If, as we think, the allowance of the question was within the range of the trial judge's discretion, the mere asking of the question by counsel cannot be regarded as an impropriety, and hence would not require the penal action invoked by counsel's motion for a continuance of the cause, or by his motion to set aside the verdict — action which, so far as this ground was concerned, was within the sound discretion of the trial judge.

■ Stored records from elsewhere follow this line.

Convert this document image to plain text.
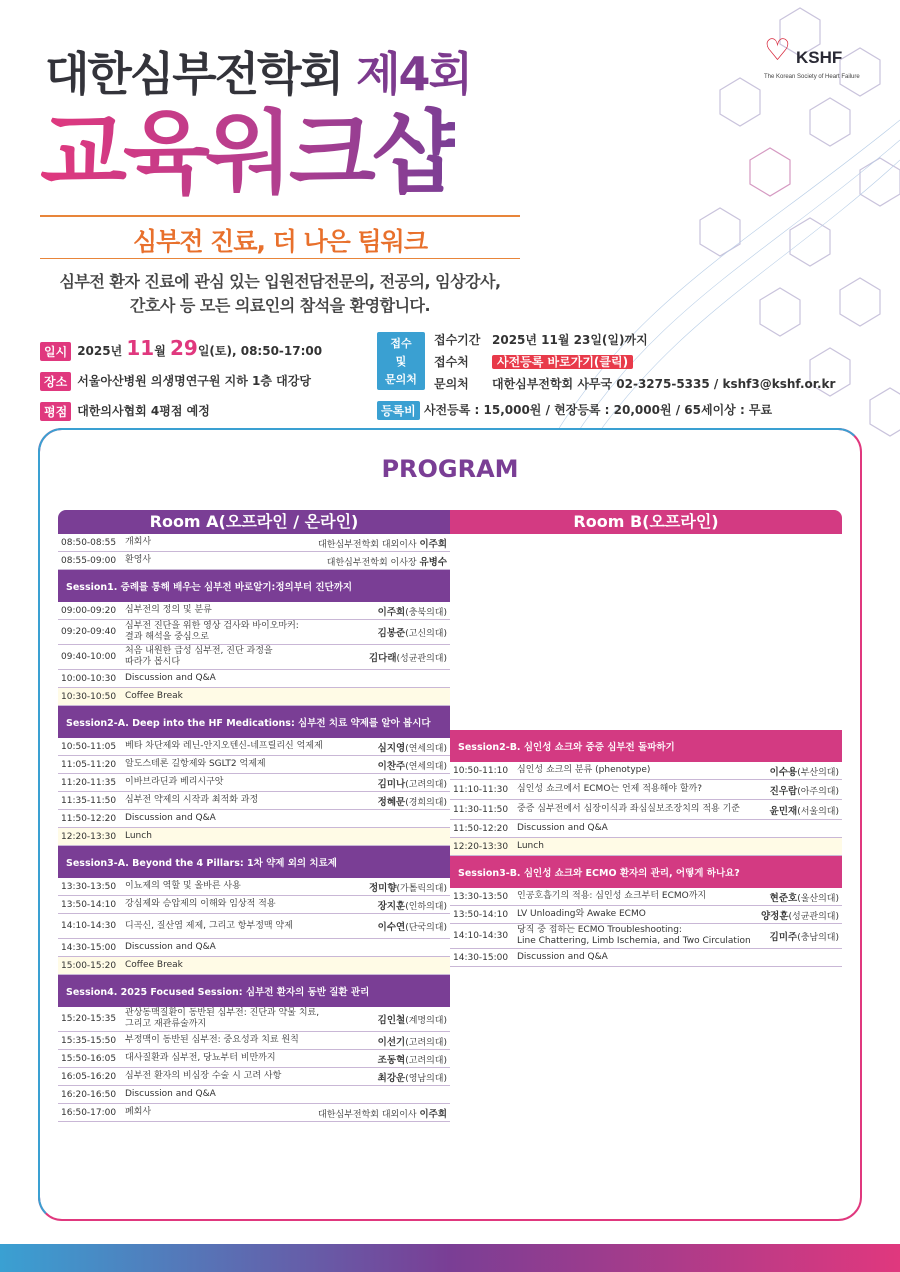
♡ KSHF
The Korean Society of Heart Failure
대한심부전학회 제4회
교육워크샵
심부전 진료, 더 나은 팀워크
심부전 환자 진료에 관심 있는 입원전담전문의, 전공의, 임상강사,
간호사 등 모든 의료인의 참석을 환영합니다.
일시 2025년 11월 29일(토), 08:50-17:00
장소 서울아산병원 의생명연구원 지하 1층 대강당
평점 대한의사협회 4평점 예정
접수
및
문의처
접수기간 2025년 11월 23일(일)까지
접수처 사전등록 바로가기(클릭)
문의처 대한심부전학회 사무국 02-3275-5335 / kshf3@kshf.or.kr
등록비 사전등록 : 15,000원 / 현장등록 : 20,000원 / 65세이상 : 무료
PROGRAM
Room A(오프라인 / 온라인)	Room B(오프라인)
08:50-08:55 개회사	대한심부전학회 대외이사 이주희
08:55-09:00 환영사	대한심부전학회 이사장 유병수
Session1. 증례를 통해 배우는 심부전 바로알기:정의부터 진단까지
09:00-09:20 심부전의 정의 및 분류	이주희(충북의대)
09:20-09:40
심부전 진단을 위한 영상 검사와 바이오마커:
결과 해석을 중심으로	김봉준(고신의대)
09:40-10:00
처음 내원한 급성 심부전, 진단 과정을
따라가 봅시다	김다래(성균관의대)
10:00-10:30 Discussion and Q&A
10:30-10:50 Coffee Break
Session2-A. Deep into the HF Medications: 심부전 치료 약제를 알아 봅시다
10:50-11:05 베타 차단제와 레닌-안지오텐신-네프릴리신 억제제	심지영(연세의대)
11:05-11:20 알도스테론 길항제와 SGLT2 억제제	이찬주(연세의대)
11:20-11:35 이바브라딘과 베리시구앗	김미나(고려의대)
11:35-11:50 심부전 약제의 시작과 최적화 과정	정혜문(경희의대)
11:50-12:20 Discussion and Q&A
12:20-13:30 Lunch
Session3-A. Beyond the 4 Pillars: 1차 약제 외의 치료제
13:30-13:50 이뇨제의 역할 및 올바른 사용	정미향(가톨릭의대)
13:50-14:10 강심제와 승압제의 이해와 임상적 적용	장지훈(인하의대)
14:10-14:30 디곡신, 질산염 제제, 그리고 항부정맥 약제	이수연(단국의대)
14:30-15:00 Discussion and Q&A
15:00-15:20 Coffee Break
Session4. 2025 Focused Session: 심부전 환자의 동반 질환 관리
15:20-15:35
관상동맥질환이 동반된 심부전: 진단과 약물 치료,
그리고 재관류술까지	김인철(계명의대)
15:35-15:50 부정맥이 동반된 심부전: 중요성과 치료 원칙	이선기(고려의대)
15:50-16:05 대사질환과 심부전, 당뇨부터 비만까지	조동혁(고려의대)
16:05-16:20 심부전 환자의 비심장 수술 시 고려 사항	최강운(영남의대)
16:20-16:50 Discussion and Q&A
16:50-17:00 폐회사	대한심부전학회 대외이사 이주희
Session2-B. 심인성 쇼크와 중증 심부전 돌파하기
10:50-11:10 심인성 쇼크의 분류 (phenotype)	이수용(부산의대)
11:10-11:30 심인성 쇼크에서 ECMO는 언제 적용해야 할까?	진우람(아주의대)
11:30-11:50 중증 심부전에서 심장이식과 좌심실보조장치의 적용 기준	윤민재(서울의대)
11:50-12:20 Discussion and Q&A
12:20-13:30 Lunch
Session3-B. 심인성 쇼크와 ECMO 환자의 관리, 어떻게 하나요?
13:30-13:50 인공호흡기의 적용: 심인성 쇼크부터 ECMO까지	현준호(울산의대)
13:50-14:10 LV Unloading와 Awake ECMO	양정훈(성균관의대)
14:10-14:30
당직 중 접하는 ECMO Troubleshooting:
Line Chattering, Limb Ischemia, and Two Circulation	김미주(충남의대)
14:30-15:00 Discussion and Q&A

Refused charge 26 obscurely embodies a correct proposition of law. Obviously, whenever the master, whether a corporation or an individual, is guilty of a tort through the misfeasance or willfully wrongful conduct of a servant, the servant is for the same conduct personally guilty and liable. Wright v. McCord, 205 Ala. 122, 125, 88 So. 150. And, vice versa, when the conduct of the servant does not render him personally liable, it cannot impose liability upon the master under the doctrine of respondeat superior. N. O., etc., R. Co. v. Jopes, 142 U.S. 18, 12 Sup Ct. 109, 35 L.Ed. 919. Juries should be governed in their conclusions by the law and the evidence, and not by the class, color, or condition of the parties. Nevertheless it is not proper to give an instruction in the form of this one, for cases must be tried between the parties before the court, and not determined upon a consideration of what the jury would do if the issue were between the plaintiff and some other defendant. The charge in question is abstract, argumentative, and possibly misleading and confusing.

Refused charge 34 was fully covered by the oral charge and given charge 25.

Refused charge 29 was specifically covered by the oral charge.

Refused charge C is faulty in its misleading predicate that the wanton injury charged must be equivalent to intentional injury. Vessel v. S. A. L. Ry. Co., 182 Ala. 589, 594, 62 So. 180

"Wanton injury" is the legal and moral equivalent of "intentional injury," but their elements are different, and proof of the one would not suffice for proof of the other.

We have examined the evidence with great care, and we find no reason for disturbing the finding of the jury as to the money value of the injury done to plaintiff's truck. While the testimony was conflicting, there was ample support for the verdict.

Finding no error in the record, the judgment will be affirmed.


ANDERSON, C. J., and GARDNER and THOMAS, JJ., concur.